Today's Highlight in History:
On May 16, 1929, the first Academy Awards were presented during a banquet at the Hollywood Roosevelt Hotel. The movie "Wings" won "best production," while Emil Jannings and Janet Gaynor were named best actor and best actress.
On this date:
In 1770, Marie Antoinette, age 14, married the future King Louis XVI of France, who was 15.
In 1866, Congress authorized minting of the first 5-cent piece, also known as the "Shield nickel."
In 1868, the Senate failed by one vote to convict President Andrew Johnson as it took its first ballot on the 11 articles of impeachment against him.

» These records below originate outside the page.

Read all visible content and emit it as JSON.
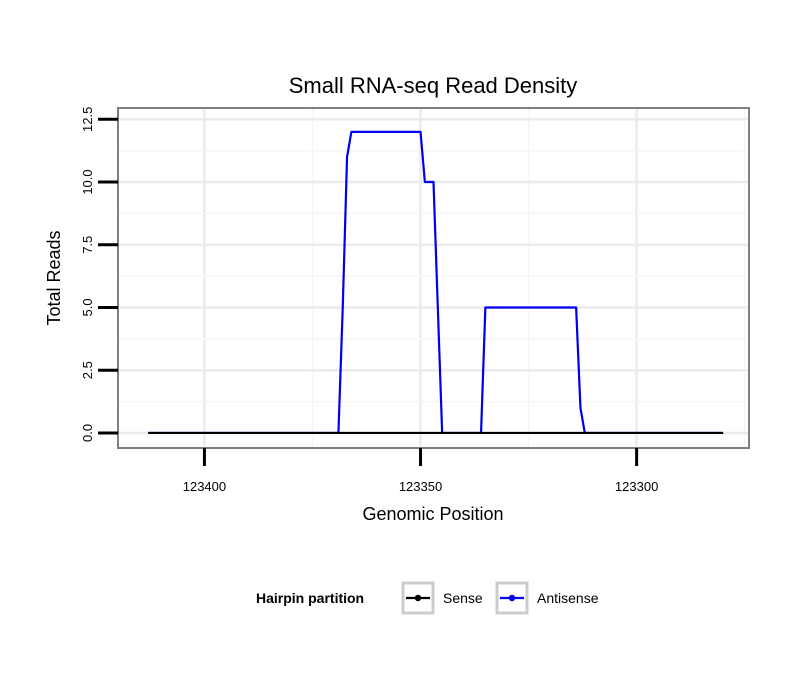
{
  "chart_data": {
    "type": "line",
    "title": "Small RNA-seq Read Density",
    "xlabel": "Genomic Position",
    "ylabel": "Total Reads",
    "x_reversed": true,
    "xlim": [
      123420,
      123274
    ],
    "ylim": [
      -0.6,
      12.95
    ],
    "x_ticks": [
      123400,
      123350,
      123300
    ],
    "x_tick_labels": [
      "123400",
      "123350",
      "123300"
    ],
    "y_ticks": [
      0,
      2.5,
      5,
      7.5,
      10,
      12.5
    ],
    "y_tick_labels": [
      "0.0",
      "2.5",
      "5.0",
      "7.5",
      "10.0",
      "12.5"
    ],
    "grid": true,
    "legend": {
      "title": "Hairpin partition",
      "position": "bottom"
    },
    "series": [
      {
        "name": "Sense",
        "color": "#000000",
        "x": [
          123413,
          123280
        ],
        "y": [
          0,
          0
        ]
      },
      {
        "name": "Antisense",
        "color": "#0000ee",
        "x": [
          123413,
          123369,
          123368,
          123367,
          123366,
          123351,
          123350,
          123349,
          123347,
          123346,
          123345,
          123336,
          123335,
          123334,
          123324,
          123314,
          123313,
          123312,
          123280
        ],
        "y": [
          0,
          0,
          5,
          11,
          12,
          12,
          12,
          10,
          10,
          5,
          0,
          0,
          5,
          5,
          5,
          5,
          1,
          0,
          0
        ]
      }
    ]
  }
}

In 1920, Joan of Arc was canonized by Pope Benedict XV.
In 1939, the government began its first food stamp program in Rochester, N.Y.

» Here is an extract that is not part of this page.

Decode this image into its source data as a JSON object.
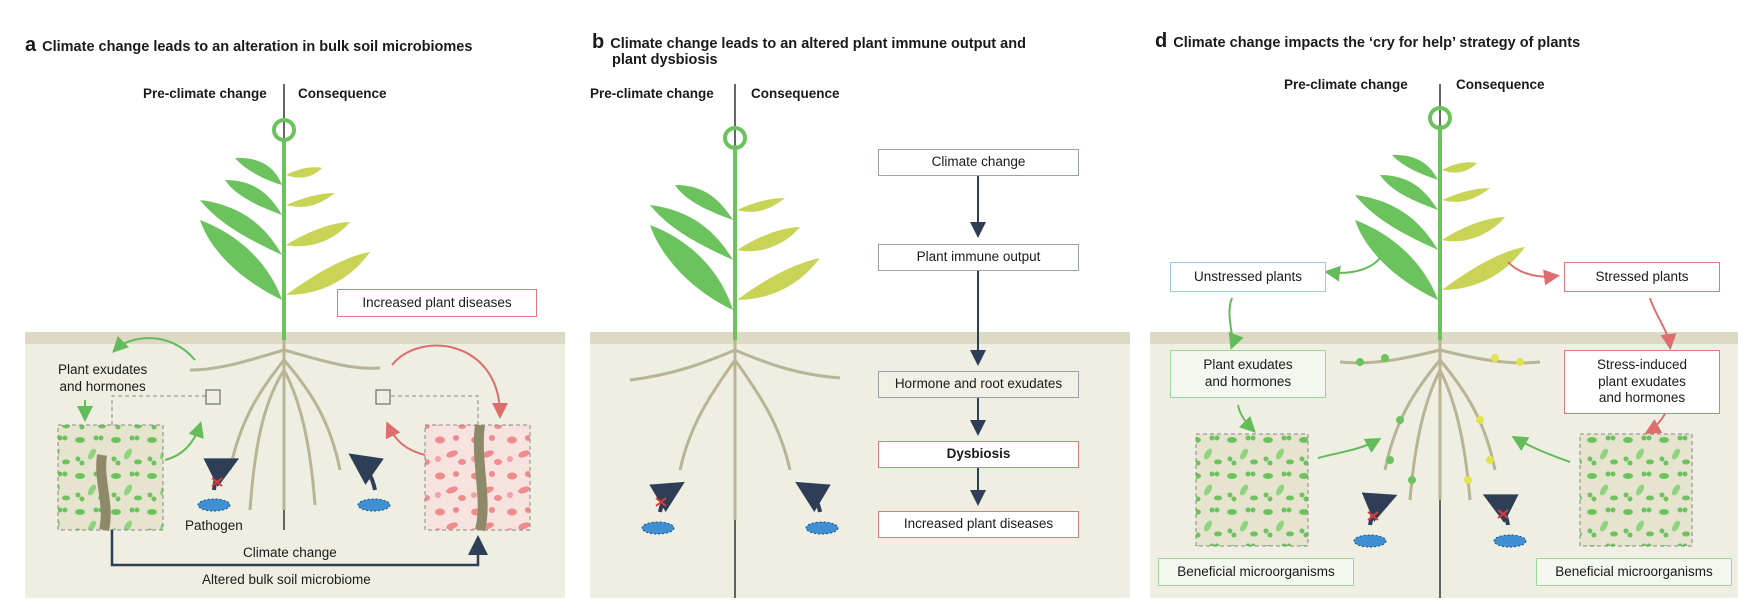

In 1948, CBS News correspondent George Polk, who'd been covering the Greek civil war between Communist and nationalist forces, was found slain in Solonica Harbor.

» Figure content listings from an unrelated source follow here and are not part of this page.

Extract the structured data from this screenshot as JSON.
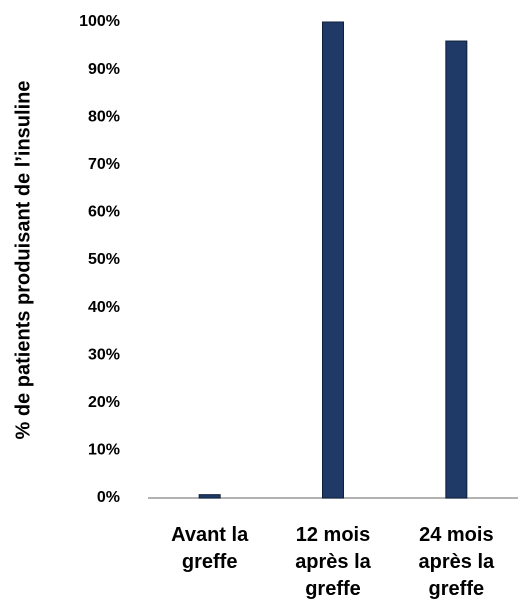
{
  "chart_data": {
    "type": "bar",
    "y_label": "% de patients produisant de l’insuline",
    "categories": [
      "Avant la greffe",
      "12 mois après la greffe",
      "24 mois après la greffe"
    ],
    "values": [
      0.7,
      100,
      96
    ],
    "color": "#1f3a66",
    "ylim": [
      0,
      100
    ],
    "yticks": [
      {
        "value": 0,
        "label": "0%"
      },
      {
        "value": 10,
        "label": "10%"
      },
      {
        "value": 20,
        "label": "20%"
      },
      {
        "value": 30,
        "label": "30%"
      },
      {
        "value": 40,
        "label": "40%"
      },
      {
        "value": 50,
        "label": "50%"
      },
      {
        "value": 60,
        "label": "60%"
      },
      {
        "value": 70,
        "label": "70%"
      },
      {
        "value": 80,
        "label": "80%"
      },
      {
        "value": 90,
        "label": "90%"
      },
      {
        "value": 100,
        "label": "100%"
      }
    ],
    "grid": false
  }
}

In 1960, a Big Four summit conference in Paris collapsed on its opening day as the Soviet Union leveled spy charges against the U.S. in the wake of the U-2 incident.
In 1975, Japanese climber Junko Tabei became the first woman to reach the summit of Mount Everest.
In 1984, comedian Andy Kaufman died in Los Angeles at age 35.
In 1989, during his visit to Beijing, Soviet President Mikhail S. Gorbachev met with Chinese leader Deng Xiaoping, formally ending a 30-year rift between the two Communist powers.
Ten years ago: The Justice Department said preliminary figures from the FBI indicated a decline in serious crime in 1998 for the seventh consecutive year.